Saturday, 28 October 2017

Marissa Monroe, DNP
School of Nursing, Belmont University, Nashville, TN, USA

Burnout and compassion fatigue among critical care nurses can affect individual patients, healthcare systems, and nurses’ health as well as their wellbeing. Both burnout and compassion fatigue have been well described in the literature as key elements that contribute to a nurse’s overall professional quality of life, and can be directly influenced by the health of the nurses’ work environment. The American Association of Critical-Care Nurses defined six standards of a healthy work environment, which include skilled communication, true collaboration, effective decision-making, appropriate staffing, meaningful recognition, and authentic leadership. The purpose of this project is to explore which of the American Association of Critical-Care Nurse's Healthy Work Environment standards have the strongest impact on professional quality of life.
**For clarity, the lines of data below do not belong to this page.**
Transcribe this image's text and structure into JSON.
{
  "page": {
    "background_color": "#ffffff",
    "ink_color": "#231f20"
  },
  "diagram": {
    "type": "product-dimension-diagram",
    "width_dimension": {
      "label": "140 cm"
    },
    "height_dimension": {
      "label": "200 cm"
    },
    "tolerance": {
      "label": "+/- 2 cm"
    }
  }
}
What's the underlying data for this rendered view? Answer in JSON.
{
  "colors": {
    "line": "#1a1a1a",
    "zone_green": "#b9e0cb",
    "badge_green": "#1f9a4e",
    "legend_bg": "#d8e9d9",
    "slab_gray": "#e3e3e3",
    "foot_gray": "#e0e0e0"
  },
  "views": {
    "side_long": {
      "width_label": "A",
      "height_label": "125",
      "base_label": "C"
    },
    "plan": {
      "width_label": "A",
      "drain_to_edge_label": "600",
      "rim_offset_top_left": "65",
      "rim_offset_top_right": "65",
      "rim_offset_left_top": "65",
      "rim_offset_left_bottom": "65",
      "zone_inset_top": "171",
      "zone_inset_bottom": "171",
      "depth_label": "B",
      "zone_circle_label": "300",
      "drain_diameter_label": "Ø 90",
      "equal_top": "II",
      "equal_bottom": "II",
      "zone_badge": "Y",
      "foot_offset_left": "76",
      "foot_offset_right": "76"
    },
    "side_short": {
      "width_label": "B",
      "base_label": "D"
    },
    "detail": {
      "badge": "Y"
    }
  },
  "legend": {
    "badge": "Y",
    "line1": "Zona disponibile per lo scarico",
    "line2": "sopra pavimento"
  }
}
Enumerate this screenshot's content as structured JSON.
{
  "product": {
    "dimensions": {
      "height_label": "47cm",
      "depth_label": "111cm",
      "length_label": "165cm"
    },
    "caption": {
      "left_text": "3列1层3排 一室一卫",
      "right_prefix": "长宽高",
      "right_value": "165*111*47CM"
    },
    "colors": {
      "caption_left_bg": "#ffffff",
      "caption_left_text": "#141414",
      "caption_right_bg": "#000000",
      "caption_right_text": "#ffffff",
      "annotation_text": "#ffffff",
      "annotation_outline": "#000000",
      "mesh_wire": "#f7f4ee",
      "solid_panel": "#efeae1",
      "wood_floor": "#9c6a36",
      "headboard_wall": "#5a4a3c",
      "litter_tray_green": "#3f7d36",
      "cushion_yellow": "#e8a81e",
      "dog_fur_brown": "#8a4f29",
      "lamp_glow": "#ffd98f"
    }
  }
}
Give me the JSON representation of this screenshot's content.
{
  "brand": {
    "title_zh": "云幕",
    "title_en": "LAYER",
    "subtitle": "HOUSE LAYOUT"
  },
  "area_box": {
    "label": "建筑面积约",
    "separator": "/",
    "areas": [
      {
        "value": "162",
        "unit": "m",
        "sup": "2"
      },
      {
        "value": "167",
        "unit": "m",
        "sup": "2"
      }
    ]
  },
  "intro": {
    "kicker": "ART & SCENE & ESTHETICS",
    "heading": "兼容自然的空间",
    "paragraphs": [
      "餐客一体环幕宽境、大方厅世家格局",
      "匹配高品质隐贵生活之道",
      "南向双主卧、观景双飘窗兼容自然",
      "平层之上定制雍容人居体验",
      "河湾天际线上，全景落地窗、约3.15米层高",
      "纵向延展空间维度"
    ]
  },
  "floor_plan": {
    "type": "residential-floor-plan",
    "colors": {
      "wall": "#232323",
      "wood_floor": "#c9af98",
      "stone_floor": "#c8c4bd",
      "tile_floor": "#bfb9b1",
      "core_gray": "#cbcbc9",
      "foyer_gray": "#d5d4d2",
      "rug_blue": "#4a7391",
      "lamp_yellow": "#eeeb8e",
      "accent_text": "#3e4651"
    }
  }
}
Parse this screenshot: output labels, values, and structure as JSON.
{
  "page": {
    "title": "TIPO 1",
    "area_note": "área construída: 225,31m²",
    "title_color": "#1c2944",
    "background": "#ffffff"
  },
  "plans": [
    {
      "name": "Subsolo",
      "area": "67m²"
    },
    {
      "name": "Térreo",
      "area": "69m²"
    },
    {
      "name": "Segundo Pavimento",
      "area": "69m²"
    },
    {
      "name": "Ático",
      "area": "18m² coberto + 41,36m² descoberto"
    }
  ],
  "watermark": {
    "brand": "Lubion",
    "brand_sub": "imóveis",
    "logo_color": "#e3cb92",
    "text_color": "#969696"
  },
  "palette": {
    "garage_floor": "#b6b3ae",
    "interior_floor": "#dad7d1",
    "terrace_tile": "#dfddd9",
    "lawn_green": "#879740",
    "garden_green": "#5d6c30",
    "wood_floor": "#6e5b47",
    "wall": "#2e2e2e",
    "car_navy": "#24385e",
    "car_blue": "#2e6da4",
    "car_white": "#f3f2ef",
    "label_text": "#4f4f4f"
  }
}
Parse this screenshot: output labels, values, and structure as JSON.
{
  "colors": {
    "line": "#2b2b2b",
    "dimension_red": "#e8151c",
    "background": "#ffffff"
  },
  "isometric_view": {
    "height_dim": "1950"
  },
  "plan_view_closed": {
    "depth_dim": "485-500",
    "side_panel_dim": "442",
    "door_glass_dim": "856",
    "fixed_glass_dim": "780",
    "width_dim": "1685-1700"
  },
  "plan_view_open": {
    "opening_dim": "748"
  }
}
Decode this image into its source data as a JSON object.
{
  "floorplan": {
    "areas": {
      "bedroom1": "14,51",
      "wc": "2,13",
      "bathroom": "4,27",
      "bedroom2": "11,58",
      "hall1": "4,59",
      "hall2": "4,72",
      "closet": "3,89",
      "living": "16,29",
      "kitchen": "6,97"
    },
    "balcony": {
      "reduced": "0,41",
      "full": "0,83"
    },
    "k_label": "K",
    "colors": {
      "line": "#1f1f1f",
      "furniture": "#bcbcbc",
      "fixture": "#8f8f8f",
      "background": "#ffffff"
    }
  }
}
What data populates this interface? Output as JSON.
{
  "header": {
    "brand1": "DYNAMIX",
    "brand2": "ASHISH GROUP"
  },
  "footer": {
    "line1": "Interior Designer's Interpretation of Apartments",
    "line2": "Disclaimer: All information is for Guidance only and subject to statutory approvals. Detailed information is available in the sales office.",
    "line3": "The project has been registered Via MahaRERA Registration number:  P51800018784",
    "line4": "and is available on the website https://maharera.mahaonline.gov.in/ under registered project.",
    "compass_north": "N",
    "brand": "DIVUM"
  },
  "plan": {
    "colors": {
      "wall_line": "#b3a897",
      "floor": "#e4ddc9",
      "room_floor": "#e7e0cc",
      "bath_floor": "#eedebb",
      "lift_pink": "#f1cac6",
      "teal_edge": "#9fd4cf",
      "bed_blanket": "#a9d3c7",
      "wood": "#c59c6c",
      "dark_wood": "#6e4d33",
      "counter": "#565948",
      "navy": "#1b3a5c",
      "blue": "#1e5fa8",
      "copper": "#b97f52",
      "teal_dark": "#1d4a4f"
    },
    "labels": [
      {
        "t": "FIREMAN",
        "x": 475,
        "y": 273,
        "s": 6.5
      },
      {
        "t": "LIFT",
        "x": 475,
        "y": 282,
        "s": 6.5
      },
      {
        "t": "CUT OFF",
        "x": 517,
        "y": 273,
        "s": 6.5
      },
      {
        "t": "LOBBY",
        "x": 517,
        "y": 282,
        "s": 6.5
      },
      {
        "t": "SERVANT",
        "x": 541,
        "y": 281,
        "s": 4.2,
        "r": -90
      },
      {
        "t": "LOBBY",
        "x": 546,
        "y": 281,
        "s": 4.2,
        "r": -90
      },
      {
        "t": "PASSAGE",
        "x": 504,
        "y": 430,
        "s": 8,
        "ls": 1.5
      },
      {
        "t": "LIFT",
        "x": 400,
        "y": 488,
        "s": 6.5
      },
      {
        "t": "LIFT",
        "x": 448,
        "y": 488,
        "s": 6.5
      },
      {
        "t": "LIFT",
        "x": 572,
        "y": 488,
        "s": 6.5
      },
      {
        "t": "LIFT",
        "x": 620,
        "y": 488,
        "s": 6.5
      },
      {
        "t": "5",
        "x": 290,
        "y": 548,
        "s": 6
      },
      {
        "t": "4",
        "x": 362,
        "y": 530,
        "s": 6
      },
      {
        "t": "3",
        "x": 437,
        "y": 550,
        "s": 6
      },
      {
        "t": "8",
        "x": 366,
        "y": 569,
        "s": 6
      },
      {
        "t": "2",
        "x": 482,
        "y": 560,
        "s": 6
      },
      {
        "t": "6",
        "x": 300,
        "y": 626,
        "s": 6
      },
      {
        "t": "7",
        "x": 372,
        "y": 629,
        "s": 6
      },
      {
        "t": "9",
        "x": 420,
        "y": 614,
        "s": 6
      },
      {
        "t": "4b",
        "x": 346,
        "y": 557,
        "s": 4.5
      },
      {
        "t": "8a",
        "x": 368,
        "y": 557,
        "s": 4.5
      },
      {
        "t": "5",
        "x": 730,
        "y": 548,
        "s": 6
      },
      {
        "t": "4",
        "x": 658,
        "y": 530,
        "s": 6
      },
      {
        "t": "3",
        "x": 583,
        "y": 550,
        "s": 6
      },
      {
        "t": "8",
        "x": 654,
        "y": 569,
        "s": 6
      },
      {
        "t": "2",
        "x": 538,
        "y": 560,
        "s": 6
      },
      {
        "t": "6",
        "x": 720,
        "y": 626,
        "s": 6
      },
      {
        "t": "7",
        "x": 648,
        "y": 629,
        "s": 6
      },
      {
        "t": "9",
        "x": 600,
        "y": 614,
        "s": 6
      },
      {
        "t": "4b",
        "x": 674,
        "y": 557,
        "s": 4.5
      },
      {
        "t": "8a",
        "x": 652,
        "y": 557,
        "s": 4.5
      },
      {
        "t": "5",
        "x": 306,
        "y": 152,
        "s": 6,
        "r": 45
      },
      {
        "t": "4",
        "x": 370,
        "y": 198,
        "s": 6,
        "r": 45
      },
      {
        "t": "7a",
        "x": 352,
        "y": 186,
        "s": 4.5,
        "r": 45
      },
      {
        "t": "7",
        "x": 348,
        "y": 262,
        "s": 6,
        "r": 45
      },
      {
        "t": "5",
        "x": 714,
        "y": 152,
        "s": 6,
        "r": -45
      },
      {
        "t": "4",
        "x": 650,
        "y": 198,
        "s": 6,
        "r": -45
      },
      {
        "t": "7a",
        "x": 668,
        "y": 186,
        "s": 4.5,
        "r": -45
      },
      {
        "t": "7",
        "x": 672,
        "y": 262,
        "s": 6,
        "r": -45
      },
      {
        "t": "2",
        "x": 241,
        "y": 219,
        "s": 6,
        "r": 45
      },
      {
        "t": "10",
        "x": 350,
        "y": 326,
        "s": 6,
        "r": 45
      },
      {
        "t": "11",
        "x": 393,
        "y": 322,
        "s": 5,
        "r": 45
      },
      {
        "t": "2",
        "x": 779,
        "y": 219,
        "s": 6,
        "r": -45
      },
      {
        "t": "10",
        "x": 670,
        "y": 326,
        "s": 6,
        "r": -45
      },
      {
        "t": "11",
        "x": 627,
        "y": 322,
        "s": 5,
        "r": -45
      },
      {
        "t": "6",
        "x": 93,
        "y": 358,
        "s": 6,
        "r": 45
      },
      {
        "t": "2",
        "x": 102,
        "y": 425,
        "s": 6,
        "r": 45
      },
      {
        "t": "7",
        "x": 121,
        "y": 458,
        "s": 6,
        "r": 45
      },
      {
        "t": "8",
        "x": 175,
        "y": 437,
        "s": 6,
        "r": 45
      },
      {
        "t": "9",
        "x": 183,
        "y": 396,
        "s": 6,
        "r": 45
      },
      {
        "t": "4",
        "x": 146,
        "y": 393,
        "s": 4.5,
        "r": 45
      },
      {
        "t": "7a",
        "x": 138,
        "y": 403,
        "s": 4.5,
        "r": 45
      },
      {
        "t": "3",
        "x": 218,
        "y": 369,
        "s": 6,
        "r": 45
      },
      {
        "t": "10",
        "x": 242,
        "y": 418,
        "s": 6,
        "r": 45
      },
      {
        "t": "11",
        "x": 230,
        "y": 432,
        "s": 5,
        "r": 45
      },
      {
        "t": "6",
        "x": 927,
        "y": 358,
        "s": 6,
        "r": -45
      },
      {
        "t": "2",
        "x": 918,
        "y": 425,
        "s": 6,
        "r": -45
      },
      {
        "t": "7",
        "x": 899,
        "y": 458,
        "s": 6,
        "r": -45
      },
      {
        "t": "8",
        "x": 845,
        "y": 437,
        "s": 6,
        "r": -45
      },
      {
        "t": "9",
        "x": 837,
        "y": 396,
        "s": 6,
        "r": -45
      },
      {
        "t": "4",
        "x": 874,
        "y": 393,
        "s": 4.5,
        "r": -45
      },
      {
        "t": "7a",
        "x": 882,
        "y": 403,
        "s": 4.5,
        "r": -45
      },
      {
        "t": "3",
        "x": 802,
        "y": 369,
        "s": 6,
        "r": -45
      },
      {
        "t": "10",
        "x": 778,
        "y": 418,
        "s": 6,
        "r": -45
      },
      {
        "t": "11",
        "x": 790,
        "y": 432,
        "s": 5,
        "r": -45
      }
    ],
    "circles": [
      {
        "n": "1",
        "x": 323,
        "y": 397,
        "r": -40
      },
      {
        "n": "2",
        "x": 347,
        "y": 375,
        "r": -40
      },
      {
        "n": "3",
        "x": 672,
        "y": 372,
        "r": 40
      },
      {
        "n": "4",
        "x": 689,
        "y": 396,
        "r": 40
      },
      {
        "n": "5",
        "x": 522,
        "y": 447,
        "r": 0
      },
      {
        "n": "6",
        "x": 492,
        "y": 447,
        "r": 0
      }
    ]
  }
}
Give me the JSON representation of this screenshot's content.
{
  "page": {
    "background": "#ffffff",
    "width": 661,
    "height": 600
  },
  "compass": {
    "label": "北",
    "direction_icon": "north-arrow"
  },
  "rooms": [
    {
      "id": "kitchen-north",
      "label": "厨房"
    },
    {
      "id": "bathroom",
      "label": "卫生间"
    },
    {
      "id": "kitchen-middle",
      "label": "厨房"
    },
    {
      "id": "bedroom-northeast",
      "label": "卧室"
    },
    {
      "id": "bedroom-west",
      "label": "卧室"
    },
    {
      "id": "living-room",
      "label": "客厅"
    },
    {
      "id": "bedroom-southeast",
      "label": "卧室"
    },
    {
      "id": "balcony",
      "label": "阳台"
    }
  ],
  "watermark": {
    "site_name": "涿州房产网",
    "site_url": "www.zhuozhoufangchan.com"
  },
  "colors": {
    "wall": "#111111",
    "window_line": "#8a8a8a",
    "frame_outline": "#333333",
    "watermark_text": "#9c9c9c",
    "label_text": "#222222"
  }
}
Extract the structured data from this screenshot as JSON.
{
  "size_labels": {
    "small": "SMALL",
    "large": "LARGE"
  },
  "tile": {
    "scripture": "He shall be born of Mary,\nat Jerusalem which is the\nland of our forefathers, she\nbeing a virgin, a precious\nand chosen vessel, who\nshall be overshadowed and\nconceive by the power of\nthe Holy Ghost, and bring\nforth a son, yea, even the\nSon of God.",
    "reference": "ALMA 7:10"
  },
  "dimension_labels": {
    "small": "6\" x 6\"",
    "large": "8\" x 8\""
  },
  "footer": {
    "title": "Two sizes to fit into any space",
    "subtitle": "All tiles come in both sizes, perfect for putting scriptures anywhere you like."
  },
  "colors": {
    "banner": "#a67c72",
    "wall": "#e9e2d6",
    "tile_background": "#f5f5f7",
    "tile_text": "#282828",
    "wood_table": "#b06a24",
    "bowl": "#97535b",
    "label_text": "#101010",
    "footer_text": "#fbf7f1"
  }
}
This project was an exploratory, cross-sectional survey design completed by critical care nurses at the University of Tennessee Medical Center in Knoxville, Tennessee. The ProQOL questionnaire and American Assocaition of Critical-Care Nurse's Healthy Work Environment Assessment tool were used to measure professional quality of life and adherence to the American Assocaition of Critical-Care Nurse's Healthy Work Environment standards. The survey was created through Qualtrics and distributed through employer-based emails. The mean score for compassion satisfaction was average at 52.05, burnout was closer to high at 55.3, and secondary traumatic stress was high at 63. The composite average of all six American Association of Critical-Care Nurse's Healthy Work Environment standards was good at 3.5. A multiple regression analysis revealed true collaboration, effective decision-making, and authentic leadership as significant predictors of compassion satisfaction. Authentic leadership was the only predictor of burnout. Appropriate staffing, meaningful recognition, and authentic leadership were predictors of secondary traumatic stress. Authentic leadership was the strongest predictor of compassion satisfaction, burnout, and secondary traumatic stress. Therefore, improving leadership should be a priority in intensive care units that wish to improve nurses’ professional quality of life.